The Government’s announcement comes in their response to an earlier report by the Petitions and Women and Equalities Committees, High heels and workplace dress codes.
The report called for the Government to take urgent action to improve the effectiveness of the Equality Act in preventing discriminatory practices relating to dress at work. In particular, the Committees urged more guidance on dress codes to improve employers’ understanding of the law and workers’ rights, targeted at employers, workers and students.
The guidance will be produced during this summer and the Government will explore other options for raising further awareness of the law on dress codes. The Equality and Human Rights Commission has already run a social media campaign aimed at young women to promote awareness of the law. The Government rejected calls for further legislation on the issue of dress codes, arguing that existing legislation was “adequate”.
Helen Jones MP, Chair of the Petitions Committee, said: “This petition, and our inquiry, have already done a great deal to improve public awareness of the law. It is nevertheless very welcome that the Government has accepted our recommendation that it should be doing much more to improve understanding among employers and employees alike, to prevent discriminatory practices in the workplace. I very much hope that the next Government will honour the commitments made in the response to our report.”

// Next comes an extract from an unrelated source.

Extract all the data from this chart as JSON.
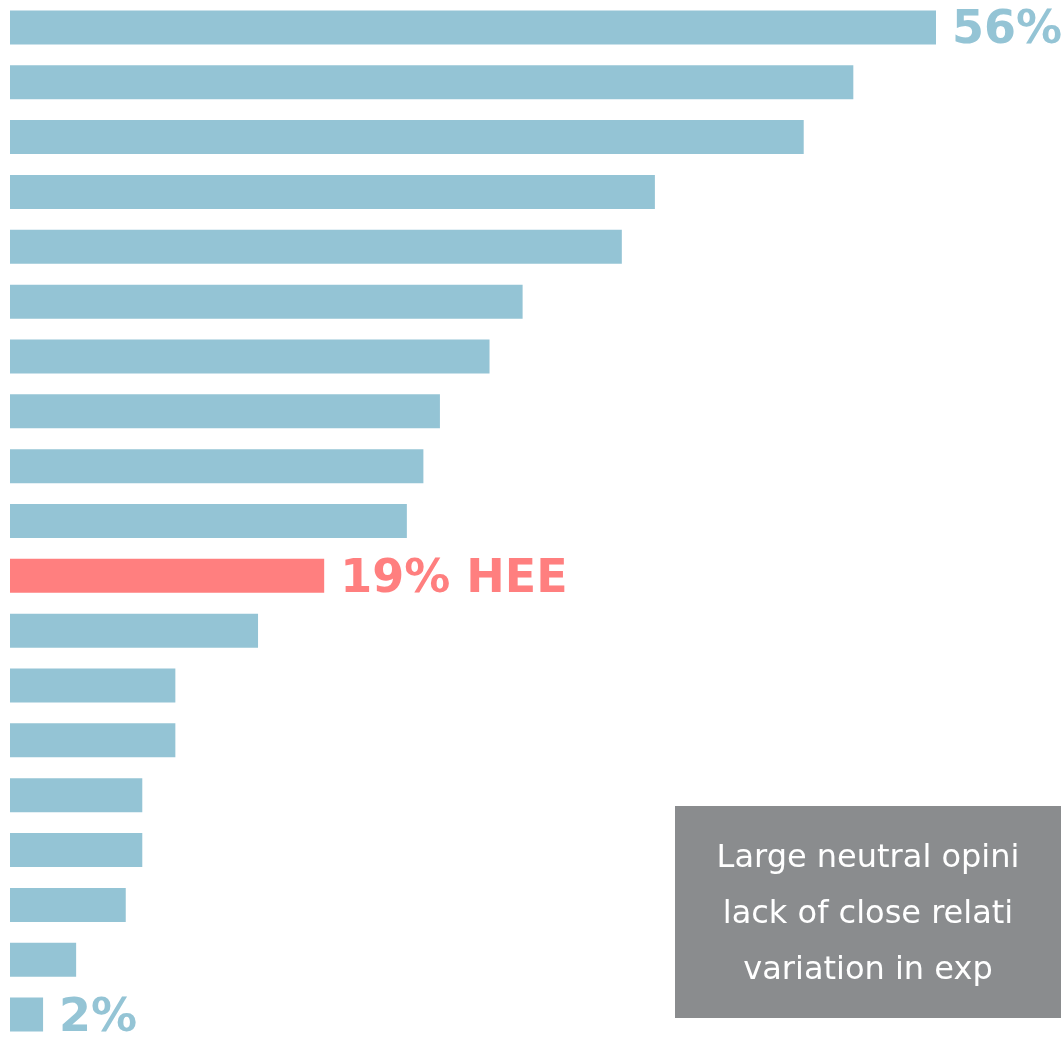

Maria Miller MP, Chair of the Women and Equalities Committee, said: “Equality legislation is not sufficient to achieve equality in practice. This petition, and the Committees’ inquiry, have reinforced the need for effective enforcement of legislation and for employers and employees to be aware of their obligations and rights. We welcome the commitments made by the Government to increasing awareness of those rights, and hope that the next Government will monitor how this changes women’s experiences of the workplace.”
TUC General Secretary Frances O’Grady welcomed the announcement, saying: “This is a welcome step towards getting rid of sexist dress codes in the workplace. But the new guidance won’t be enough if working people can’t afford to take sexist bosses to a tribunal.
“The government should scrap employment tribunal fees so it no longer costs hundreds of pounds to access justice. This would mean workers can afford to put a stop to sexist dress codes in practice, as well as in legislation.”